Noting that the state was not a party to the federal criminal proceeding, the Philadelphia-based federal appeals panel found that Bond lacked standing to challenge the statute.

The Supreme Court disagreed Thursday, ordering the 3rd Circuit to address the merits of Bond's challenge on remand.

Writing for the unanimous court, Justice Anthony Kennedy noted that Bond meets the prerequisites for Article III standing since her conviction and sentence "satisfies the case-or-controversy requirement, because the incarceration ... constitutes a concrete injury, caused by the conviction and redressable by invalidation of the conviction."

Kennedy added that Bond is not trying assert the legal rights and interests of the state.

"As explained below, Bond seeks to vindicate her own constitutional interests," Kennedy wrote. "The individual, in a proper case, can assert injury from governmental action taken in excess of the authority that federalism defines.
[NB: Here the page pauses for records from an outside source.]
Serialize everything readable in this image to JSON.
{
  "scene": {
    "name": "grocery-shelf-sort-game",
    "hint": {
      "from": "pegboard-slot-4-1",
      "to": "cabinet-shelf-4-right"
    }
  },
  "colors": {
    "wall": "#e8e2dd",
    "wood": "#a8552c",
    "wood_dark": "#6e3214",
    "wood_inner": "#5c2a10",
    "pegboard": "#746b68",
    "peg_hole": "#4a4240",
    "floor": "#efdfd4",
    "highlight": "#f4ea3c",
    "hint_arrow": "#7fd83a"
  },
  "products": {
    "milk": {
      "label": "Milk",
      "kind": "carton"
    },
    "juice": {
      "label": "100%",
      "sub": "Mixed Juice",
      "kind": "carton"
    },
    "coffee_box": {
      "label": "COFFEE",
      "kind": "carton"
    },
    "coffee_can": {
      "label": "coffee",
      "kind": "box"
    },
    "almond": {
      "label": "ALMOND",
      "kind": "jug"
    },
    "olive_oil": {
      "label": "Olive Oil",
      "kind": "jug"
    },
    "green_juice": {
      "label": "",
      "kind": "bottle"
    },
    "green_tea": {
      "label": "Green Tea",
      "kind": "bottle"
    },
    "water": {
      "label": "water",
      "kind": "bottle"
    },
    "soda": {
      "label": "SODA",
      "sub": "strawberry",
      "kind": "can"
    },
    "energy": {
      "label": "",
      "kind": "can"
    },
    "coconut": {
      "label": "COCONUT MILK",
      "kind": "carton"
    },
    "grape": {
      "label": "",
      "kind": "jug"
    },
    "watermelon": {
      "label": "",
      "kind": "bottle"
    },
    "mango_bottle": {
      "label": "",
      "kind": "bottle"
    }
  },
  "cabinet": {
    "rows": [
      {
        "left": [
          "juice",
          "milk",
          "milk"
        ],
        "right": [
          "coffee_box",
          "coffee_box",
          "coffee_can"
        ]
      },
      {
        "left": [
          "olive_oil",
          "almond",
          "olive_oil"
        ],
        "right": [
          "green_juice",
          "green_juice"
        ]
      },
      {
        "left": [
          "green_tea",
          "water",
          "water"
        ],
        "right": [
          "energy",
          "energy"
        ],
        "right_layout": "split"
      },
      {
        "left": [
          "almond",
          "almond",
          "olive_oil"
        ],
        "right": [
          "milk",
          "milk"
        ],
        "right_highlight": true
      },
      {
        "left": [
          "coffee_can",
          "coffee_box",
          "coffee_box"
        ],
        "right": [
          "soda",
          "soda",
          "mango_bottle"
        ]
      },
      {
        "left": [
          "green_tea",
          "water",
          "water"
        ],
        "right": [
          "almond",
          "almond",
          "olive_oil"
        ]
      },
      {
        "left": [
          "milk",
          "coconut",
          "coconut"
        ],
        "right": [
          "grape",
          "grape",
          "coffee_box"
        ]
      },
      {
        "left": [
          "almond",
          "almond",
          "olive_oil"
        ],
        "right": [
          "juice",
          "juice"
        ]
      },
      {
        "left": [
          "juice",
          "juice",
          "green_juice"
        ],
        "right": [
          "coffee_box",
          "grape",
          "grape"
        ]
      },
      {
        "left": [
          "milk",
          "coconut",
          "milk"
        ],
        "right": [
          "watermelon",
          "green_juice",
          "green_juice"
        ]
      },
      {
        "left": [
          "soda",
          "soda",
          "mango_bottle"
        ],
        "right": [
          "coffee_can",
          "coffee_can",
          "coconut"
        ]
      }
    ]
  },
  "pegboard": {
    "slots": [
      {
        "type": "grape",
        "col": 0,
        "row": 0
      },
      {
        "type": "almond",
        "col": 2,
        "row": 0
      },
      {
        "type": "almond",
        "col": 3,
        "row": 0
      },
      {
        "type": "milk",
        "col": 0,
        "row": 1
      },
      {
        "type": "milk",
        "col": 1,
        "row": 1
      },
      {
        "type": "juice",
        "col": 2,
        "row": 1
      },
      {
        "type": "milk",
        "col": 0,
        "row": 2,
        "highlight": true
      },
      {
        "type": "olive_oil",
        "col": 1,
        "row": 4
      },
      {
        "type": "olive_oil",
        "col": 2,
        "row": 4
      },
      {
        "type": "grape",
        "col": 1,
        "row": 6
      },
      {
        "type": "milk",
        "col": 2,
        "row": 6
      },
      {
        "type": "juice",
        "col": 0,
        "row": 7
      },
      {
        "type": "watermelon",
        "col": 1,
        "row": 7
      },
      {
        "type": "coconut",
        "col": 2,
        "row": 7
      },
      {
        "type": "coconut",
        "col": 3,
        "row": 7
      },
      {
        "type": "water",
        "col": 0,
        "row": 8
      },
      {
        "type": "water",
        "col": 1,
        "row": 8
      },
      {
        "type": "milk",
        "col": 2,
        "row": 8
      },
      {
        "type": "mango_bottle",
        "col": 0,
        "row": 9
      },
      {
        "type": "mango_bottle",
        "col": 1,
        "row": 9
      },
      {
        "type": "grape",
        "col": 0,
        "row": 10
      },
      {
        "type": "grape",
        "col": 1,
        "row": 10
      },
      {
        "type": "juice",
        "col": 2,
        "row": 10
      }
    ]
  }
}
Her rights in this regard do not belong to a State."

Justice Ruth Bader Ginsburg issued a concurring opinion, joined by Justice Stephen Breyer, to note that "Bond, like any other defendant, has a personal right not to be convicted under a constitutionally invalid law."

In this case Bond has challenged a law under the 10th Amendment, but other defendants raise claims under the Establishment Clause, the Due Process Clause and myriad other doctrines, Ginsburg wrote.